Code doesn't work when I reference double pointer

Question

Why can't I properly store and reference a double pointer?

This code works:

#include <stdio.h>
#include <stdlib.h>
#include <string.h>

typedef struct _node{
    int nodeNumber;
    int weight;
}* Node;

int main(int argc, char **argv){
    Node nodeList = calloc(3, sizeof(struct _node));

    // Used for testing
    nodeList->nodeNumber = 9;
    printf("Node Number: %d\n", nodeList->nodeNumber);

    return 0;
}

but when I try making the struct a double pointer, and referencing like this:

#include <stdio.h>
#include <stdlib.h>
#include <string.h>

typedef struct _node{
        int nodeNumber;
        int weight;
}** Node;



int main(int argc, char **argv){
        Node nodeList = calloc(3, sizeof(struct _node));

        // Used for testing
        nodeList[0]->nodeNumber = 9;
        printf("Node Number: %d\n", nodeList[0]->nodeNumber);

        return 0;
}

My program runs for a second then crashes. No error or anything. I thought that referencing the struct with

nodeList[0]->nodeNumber = 9;

would work but apparently it does not.

Also I would like to note that I know creating a pointer or double pointer directly in the struct is usually considered bad practice but this is part of an assignment and the struct definition was given and must be used "as is". The ultimate goal is to make an array or linked lists. The linked lists part will be find as I think I understand that but this is the problem.

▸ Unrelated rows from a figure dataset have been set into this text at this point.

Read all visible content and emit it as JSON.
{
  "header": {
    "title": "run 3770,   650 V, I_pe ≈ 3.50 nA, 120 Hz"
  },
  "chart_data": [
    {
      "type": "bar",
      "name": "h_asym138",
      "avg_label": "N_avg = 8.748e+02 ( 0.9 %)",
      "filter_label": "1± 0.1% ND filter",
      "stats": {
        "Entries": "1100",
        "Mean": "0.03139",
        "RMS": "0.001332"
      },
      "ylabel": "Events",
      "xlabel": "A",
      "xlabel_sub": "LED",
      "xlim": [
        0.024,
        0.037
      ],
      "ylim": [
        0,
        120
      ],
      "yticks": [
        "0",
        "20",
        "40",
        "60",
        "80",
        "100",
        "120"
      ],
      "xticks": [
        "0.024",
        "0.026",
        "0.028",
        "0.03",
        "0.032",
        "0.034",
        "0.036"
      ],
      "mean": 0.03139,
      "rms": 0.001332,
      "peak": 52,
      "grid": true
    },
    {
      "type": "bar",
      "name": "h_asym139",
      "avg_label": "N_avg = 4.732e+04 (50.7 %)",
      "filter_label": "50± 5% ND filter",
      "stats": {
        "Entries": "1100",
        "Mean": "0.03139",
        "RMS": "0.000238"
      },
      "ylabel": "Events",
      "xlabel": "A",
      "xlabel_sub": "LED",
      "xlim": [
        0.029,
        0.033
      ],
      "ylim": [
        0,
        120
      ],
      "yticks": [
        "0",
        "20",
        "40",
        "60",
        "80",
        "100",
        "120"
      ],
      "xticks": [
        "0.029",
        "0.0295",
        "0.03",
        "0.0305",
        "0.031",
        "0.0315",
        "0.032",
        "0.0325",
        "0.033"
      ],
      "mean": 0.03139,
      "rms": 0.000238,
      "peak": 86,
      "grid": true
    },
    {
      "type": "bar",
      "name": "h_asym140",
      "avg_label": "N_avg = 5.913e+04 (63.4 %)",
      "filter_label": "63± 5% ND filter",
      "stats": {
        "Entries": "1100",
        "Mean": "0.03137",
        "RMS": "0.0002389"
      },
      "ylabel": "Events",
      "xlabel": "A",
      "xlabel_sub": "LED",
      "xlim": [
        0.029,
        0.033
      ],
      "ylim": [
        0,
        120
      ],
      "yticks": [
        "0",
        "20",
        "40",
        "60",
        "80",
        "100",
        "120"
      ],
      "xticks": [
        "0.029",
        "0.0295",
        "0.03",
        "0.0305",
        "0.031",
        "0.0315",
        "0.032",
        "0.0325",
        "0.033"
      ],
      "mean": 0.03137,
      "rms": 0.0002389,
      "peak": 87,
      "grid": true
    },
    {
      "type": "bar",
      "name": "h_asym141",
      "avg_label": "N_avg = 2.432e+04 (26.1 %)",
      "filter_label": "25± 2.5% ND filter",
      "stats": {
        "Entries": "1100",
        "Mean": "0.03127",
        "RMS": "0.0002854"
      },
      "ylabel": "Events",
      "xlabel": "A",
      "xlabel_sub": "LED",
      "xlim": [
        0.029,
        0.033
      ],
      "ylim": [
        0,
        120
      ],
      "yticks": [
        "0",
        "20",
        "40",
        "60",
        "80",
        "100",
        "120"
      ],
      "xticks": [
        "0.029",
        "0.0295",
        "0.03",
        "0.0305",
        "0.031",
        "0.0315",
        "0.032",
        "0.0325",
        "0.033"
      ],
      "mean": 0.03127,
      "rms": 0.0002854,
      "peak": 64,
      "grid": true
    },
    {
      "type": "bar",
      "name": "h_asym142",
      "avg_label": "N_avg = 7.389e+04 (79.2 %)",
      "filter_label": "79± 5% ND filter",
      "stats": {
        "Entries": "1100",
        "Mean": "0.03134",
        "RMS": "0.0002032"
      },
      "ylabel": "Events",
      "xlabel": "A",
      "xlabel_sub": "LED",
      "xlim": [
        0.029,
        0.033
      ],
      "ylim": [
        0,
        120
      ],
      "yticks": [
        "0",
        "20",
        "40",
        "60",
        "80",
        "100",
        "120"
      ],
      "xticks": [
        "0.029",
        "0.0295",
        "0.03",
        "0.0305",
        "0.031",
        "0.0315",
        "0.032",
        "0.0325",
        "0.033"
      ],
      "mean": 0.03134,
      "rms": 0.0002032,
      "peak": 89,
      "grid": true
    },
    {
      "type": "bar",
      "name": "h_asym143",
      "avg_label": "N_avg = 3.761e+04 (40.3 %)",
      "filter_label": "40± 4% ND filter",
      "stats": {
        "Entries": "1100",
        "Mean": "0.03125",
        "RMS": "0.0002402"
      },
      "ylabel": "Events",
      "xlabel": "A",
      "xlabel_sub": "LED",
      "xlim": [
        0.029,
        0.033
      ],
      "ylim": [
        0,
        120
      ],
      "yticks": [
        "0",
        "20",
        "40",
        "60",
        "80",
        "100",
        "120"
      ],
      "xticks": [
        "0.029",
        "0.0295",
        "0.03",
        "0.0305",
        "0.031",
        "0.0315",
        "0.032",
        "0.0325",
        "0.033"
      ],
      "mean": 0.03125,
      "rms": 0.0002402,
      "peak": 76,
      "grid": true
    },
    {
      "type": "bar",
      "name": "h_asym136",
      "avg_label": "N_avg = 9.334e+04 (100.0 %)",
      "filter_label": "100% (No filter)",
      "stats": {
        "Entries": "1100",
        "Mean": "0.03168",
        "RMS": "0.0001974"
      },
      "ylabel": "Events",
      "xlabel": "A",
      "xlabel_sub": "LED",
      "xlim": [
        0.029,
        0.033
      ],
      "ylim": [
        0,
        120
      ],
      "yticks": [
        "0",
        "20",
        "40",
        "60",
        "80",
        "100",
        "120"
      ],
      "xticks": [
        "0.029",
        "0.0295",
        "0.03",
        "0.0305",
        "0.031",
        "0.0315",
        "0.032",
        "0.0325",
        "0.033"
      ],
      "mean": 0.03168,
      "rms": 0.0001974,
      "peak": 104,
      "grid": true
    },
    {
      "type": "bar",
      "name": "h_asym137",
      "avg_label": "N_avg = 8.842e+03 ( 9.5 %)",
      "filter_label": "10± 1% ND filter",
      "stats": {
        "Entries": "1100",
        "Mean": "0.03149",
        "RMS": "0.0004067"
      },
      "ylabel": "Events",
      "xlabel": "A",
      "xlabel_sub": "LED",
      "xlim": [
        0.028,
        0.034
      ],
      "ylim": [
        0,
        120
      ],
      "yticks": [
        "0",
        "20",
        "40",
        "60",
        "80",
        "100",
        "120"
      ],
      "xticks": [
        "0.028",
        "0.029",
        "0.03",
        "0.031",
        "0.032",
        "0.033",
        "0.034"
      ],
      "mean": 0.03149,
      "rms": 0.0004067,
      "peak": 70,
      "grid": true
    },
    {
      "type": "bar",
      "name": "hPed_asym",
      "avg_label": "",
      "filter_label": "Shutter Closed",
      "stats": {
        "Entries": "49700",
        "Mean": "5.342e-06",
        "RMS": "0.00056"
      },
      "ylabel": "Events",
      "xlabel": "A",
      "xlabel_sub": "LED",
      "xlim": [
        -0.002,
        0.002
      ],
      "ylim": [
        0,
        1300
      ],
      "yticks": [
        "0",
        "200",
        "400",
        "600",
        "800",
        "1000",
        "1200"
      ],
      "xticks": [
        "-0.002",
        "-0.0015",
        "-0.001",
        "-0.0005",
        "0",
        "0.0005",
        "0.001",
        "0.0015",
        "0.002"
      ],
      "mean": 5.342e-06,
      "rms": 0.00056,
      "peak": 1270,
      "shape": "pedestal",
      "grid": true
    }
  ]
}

------------------------------- EDIT ------------------------------------

I have changed my code to this:

#include <stdio.h>
#include <stdlib.h>
#include <string.h>

typedef struct _node{
        int nodeNumber;
        int weight;
}** Node;



int main(int argc, char **argv){
        Node nodeList = malloc(sizeof(struct _node *));

        // Used for testing
        nodeList[0]->nodeNumber = 9;
        printf("Node Number: %d\n", nodeList[0]->nodeNumber);

        return 0;
}

but my program is still crashing.

Answer 1

If you insist on using double pointers, then you should proceed as follows:

typedef struct _node{
    int nodeNumber;
    int weight;
} Node;

and in your function:

    Node **nodelist = malloc(3 * sizeof(Node *));
    for (int i=0; i<3; i++)
        nodelist[i]= calloc(1,sizeof(Node));

Note that I don't use pointers in the typedef because it is very confusing. Instead, I declare the nodelist as a double pointer.

---

So you professor insists on using a double pointer in the typedef (I suggest you tell your professor to visit stackoverflow.com....). Then proceed as follows:

typedef struct _node{
    int nodeNumber;
    int weight;
} **Node;

and in your function:

    Node nodelist = malloc(3 * sizeof(*nodelist));
    for (int i=0; i<3; i++)
        nodelist[i]= calloc(1,sizeof(*nodelist[i]));

Here I don't use the typename but the variable name to determine the size to allocate: the *nodelist dereferences the nodelist to a struct _node * and the *nodelist[i] dereferences that to the actual struct _node (note that the value of i is not important here; it is only used to indicate to the compler that an array element is intended).

People prefer it even to use the variable name instead of the type name so when in future the variable would refer to another type, the allocation changes automatically with it.